The authors acknowledge the accuracy problems that seem to be unavoidable with these tests.  Their analysis concludes, however, that if you test people over and over, and if you retest frequently enough, then the accuracy problems can be overcome.

Now, the rate of testing they recommend, multiple times per week, may seem extreme to some.  And it would be if each test cost $100, as a PCR test apparently does.  But Yale university has created a test that costs about $4 per test.  The Yale test just got emergency approval from the FDA.

Yale is planning on publishing DIY instructions so that anyone with the required expertise, and lots of labs have that level of expertise, can create their own version of the test without needing outside help, a license, or any of the usual folderol.  That means that they may be able to figure out ways to drive the cost of this test down significantly.

Even more interestingly,  apparently the Israelis have developed a quick, easy test that costs twenty-five cents a pop.  It's not FDA approved,  I don't know how accurate it is.  But if it, or something similar, becomes widely available, the idea of testing a large percentage of the population on something like a "twice a week" schedule becomes completely practical.

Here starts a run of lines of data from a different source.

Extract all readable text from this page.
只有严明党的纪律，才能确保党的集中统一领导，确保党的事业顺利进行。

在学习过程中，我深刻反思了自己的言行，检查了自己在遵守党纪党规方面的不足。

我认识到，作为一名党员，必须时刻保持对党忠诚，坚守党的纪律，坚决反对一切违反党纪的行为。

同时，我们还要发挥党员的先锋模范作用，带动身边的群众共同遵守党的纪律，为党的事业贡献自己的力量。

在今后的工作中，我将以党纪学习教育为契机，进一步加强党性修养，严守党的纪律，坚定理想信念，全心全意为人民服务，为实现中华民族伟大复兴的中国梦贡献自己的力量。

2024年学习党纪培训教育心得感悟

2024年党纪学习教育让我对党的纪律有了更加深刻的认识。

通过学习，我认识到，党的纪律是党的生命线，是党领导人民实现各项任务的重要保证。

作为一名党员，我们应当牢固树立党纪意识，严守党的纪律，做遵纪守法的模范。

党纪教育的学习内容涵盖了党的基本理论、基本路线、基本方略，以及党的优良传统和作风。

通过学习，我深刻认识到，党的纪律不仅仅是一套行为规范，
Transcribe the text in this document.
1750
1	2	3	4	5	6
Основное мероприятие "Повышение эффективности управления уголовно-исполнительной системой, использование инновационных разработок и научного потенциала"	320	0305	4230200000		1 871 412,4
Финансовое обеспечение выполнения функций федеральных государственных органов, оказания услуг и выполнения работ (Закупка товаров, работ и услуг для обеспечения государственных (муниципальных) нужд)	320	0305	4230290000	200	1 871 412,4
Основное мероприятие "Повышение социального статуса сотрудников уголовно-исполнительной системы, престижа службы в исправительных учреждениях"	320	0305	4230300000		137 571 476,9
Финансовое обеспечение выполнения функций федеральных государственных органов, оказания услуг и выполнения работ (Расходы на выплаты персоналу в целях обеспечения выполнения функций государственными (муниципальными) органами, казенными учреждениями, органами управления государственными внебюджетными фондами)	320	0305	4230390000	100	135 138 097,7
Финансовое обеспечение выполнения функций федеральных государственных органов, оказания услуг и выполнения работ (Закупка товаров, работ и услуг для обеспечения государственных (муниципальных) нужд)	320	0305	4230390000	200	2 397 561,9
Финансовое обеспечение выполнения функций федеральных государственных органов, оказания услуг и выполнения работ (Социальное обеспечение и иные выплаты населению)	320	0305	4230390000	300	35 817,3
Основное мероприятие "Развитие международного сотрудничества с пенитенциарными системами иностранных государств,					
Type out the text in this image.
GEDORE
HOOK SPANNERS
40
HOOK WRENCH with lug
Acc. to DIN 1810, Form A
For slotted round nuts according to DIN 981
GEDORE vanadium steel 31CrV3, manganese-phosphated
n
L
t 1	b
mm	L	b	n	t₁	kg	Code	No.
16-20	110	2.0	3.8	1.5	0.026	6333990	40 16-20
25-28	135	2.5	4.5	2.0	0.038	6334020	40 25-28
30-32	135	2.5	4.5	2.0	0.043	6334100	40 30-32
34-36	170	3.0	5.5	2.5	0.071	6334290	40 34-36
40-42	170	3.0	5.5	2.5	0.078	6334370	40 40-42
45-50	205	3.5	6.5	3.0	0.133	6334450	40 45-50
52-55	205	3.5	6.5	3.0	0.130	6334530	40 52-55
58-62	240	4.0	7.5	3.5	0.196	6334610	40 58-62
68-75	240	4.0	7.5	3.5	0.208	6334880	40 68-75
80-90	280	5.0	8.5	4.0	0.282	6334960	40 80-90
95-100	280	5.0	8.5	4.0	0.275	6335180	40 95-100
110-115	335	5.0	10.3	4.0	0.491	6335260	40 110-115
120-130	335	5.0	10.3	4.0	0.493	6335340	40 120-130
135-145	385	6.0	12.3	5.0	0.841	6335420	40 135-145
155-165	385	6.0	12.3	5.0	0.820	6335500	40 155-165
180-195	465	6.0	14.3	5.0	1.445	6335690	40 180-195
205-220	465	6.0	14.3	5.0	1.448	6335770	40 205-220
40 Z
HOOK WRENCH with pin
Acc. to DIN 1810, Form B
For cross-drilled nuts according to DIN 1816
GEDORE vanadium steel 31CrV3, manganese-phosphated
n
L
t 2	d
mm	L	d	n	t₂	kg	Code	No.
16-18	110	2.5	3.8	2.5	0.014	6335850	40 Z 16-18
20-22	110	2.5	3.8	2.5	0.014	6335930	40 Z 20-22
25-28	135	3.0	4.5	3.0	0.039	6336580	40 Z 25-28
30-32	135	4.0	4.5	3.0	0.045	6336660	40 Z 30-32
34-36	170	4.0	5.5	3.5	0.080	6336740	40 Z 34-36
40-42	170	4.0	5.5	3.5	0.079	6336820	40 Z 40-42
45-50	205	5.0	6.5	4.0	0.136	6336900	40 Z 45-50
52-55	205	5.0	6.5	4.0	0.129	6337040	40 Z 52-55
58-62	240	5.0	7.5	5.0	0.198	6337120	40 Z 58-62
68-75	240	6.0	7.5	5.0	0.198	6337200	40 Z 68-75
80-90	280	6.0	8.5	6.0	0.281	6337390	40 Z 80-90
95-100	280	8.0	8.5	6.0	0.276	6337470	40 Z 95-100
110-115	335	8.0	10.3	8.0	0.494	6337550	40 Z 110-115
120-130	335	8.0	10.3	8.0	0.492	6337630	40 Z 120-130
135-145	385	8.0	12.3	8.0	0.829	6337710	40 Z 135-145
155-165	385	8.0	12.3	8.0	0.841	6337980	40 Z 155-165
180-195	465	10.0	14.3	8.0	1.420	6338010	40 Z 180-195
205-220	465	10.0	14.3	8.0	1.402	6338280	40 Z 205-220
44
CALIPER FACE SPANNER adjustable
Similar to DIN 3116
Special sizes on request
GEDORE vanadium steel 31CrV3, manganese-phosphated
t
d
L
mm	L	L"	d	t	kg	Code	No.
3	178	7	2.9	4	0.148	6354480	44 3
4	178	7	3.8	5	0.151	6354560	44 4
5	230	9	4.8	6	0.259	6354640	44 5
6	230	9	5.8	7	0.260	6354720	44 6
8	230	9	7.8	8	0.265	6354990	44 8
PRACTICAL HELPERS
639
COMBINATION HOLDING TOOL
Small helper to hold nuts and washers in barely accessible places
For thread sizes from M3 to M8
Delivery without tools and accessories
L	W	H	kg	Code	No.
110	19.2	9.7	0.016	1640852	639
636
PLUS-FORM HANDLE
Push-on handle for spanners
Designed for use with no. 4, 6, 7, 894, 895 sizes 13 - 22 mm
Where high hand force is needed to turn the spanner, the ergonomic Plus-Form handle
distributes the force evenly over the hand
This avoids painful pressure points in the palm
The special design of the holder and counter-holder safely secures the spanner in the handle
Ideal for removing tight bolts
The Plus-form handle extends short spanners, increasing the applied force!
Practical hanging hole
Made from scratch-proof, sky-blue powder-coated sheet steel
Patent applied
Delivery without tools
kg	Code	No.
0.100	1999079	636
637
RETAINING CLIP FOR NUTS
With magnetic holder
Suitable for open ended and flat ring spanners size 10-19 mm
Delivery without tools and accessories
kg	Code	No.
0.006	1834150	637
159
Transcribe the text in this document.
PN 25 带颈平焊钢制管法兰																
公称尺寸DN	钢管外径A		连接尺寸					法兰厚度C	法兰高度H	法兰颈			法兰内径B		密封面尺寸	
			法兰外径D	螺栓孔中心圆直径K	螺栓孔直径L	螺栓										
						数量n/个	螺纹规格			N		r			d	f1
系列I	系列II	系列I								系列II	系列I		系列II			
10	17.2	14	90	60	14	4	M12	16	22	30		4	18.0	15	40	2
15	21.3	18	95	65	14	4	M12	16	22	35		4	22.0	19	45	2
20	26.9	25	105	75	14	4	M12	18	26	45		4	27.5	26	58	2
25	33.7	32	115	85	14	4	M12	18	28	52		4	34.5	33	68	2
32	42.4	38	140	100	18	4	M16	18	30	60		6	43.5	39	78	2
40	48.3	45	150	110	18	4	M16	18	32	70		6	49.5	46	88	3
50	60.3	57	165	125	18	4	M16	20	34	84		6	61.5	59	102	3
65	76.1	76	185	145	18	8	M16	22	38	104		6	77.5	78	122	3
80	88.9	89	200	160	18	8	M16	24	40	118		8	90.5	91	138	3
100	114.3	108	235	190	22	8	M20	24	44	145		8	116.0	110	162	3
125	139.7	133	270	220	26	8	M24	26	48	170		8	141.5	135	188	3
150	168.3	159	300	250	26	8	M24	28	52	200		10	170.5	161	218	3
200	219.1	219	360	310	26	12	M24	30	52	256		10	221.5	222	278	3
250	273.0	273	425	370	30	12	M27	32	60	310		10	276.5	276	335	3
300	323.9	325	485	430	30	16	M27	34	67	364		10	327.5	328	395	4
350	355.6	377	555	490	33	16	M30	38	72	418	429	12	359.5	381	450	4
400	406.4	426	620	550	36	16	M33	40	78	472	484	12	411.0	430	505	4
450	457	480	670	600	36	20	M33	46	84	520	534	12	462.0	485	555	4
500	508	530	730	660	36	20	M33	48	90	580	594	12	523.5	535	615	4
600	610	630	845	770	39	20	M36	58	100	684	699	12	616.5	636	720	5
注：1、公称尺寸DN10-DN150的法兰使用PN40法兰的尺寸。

And the best thing to do is probably a hybrid solution.  If we test lots of people using these "fast, cheap" tests we will likely get lots of positives.  But, as the example with the Governor and the White House test above demonstrates, that may lead to a lot of confusion and unnecessary concern because many of the "positives" may turn out to be false positives.  But what if we stop widely administering PCR tests and instead reserve it for people who test positive using a "fast, cheap" test?

We already have the capacity to handle that rate of administering PCR tests.  The current regime is generating about 50,000 positives per day.  If the "fast, cheap" tests produce one false alarm for each true positive that would mean we would need to PCR test about 100,000 people per day.  Even if we double or triple the number of people who turn up positive by testing widely and often, we can handle the 600,000 tests per day that would require.  

But 600,000 tests per day is a worst case scenario.  Likely we would need to turn around far fewer tests.  And that should mean that the PCR infrastructure would no longer be overloaded.  And that would mean that the PCR tests infrastructure should be able to reliably produce results in 24, or at most 48, hours.  That puts us in a far better situation than the one we now occupy.